What is it that makes an activity ‘Montessori’? The primary goal of the Montessori philosophy is: “Help me to do it myself.” This is why Montessori activities promote self-sufficiency, independence, critical thinking, and fine motor development. Most importantly, Montessori activities are tailored to children’s interests and developmental needs.
1. Follow the Child
Montessori activities are self-motivated. Each child is free to follow their interests, choose their own work, and progress at their own pace. As Doctor Maria Montessori stated: “I have studied the child. I have taken what the child has given me and expressed it and that is what is called the Montessori method.”
2. Control of Error
Montessori materials are designed with a control of error which makes them auto-instructional. This means that the child is able to discover and correct their own errors without adult intervention. The Montessori materials encourage independence, freedom of choice, and confidence . Children achieve the outcome of the materials through repetition and practice.
3. Sensory Exploration
Maria Montessori discovered that children learn best when their senses are engaged in a learning activity. The child, to Montessori, is a “sensorial explorer”.
4. Learn By Doing
Children learn by doing. Montessori education introduces complex and abstract concepts through hands-on activities that involve sensory based learning materials.

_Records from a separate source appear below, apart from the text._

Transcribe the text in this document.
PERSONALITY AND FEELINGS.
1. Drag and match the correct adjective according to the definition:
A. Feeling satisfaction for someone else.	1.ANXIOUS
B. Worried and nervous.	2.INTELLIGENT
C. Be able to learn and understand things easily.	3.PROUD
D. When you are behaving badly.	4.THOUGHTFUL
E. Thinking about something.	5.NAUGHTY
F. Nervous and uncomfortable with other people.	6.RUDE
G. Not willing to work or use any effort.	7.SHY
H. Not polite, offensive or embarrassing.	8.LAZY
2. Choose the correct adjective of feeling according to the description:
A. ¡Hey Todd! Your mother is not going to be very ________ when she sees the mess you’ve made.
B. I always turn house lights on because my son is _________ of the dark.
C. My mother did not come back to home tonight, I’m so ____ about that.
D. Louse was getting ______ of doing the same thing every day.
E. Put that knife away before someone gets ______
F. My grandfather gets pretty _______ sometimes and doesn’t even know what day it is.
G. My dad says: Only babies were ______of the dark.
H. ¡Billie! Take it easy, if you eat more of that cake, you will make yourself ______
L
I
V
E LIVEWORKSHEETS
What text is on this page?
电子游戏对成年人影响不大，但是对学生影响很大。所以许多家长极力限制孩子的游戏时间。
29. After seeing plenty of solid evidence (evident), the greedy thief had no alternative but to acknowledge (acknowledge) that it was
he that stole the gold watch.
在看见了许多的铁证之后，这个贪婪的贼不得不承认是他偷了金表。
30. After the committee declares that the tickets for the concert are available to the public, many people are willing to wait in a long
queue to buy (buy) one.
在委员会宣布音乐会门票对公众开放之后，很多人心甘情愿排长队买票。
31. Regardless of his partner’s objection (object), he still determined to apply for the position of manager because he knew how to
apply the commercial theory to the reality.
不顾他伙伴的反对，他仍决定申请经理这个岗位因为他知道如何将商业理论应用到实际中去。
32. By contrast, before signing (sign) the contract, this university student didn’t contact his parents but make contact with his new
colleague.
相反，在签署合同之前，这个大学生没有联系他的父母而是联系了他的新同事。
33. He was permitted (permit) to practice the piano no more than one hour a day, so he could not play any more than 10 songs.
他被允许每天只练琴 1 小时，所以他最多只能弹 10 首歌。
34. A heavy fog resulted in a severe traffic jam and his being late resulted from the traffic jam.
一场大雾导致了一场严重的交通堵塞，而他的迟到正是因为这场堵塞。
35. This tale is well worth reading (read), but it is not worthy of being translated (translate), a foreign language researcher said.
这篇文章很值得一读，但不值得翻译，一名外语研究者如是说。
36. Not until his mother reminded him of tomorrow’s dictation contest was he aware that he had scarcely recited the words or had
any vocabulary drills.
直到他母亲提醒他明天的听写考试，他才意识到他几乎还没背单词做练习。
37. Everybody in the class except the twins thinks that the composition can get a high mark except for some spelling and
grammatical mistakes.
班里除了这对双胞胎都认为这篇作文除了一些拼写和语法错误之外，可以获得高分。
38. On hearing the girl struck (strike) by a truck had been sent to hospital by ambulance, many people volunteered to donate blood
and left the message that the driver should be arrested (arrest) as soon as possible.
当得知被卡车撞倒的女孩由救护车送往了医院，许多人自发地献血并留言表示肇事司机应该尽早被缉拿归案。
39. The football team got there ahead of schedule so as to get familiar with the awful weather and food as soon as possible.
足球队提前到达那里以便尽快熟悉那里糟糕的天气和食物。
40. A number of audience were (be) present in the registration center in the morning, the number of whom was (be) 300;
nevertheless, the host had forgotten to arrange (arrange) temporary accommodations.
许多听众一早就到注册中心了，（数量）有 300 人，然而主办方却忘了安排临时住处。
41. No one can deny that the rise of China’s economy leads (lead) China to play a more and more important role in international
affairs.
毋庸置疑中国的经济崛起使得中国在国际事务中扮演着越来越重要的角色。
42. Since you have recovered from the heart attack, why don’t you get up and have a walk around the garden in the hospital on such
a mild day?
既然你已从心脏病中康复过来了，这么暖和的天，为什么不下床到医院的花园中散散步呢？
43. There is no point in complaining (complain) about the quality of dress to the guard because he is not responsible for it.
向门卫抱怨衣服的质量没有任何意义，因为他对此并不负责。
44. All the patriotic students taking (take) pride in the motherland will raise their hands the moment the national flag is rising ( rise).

5. Isolated Skills & Concepts
Montessori activities focus on developing one skill or concept by breaking it down into simple steps. Each step must be completed before the outcome of the activity can be achieved.
The Montessori classroom is a prepared environment that invites interest and activity. Children are encouraged to explore at will, experience their own abilities, and learn to do things for themselves.
The Montessori work cycle provides children with an uninterrupted opportunity to work with the Montessori materials, repeat activities at will, and develop deep concentration.
8. Intrinsic Motivation
Motivation in a Montessori classroom is not focused on punishments or rewards. Children engage in learning activities because they satisfy their innate desire to understand their world.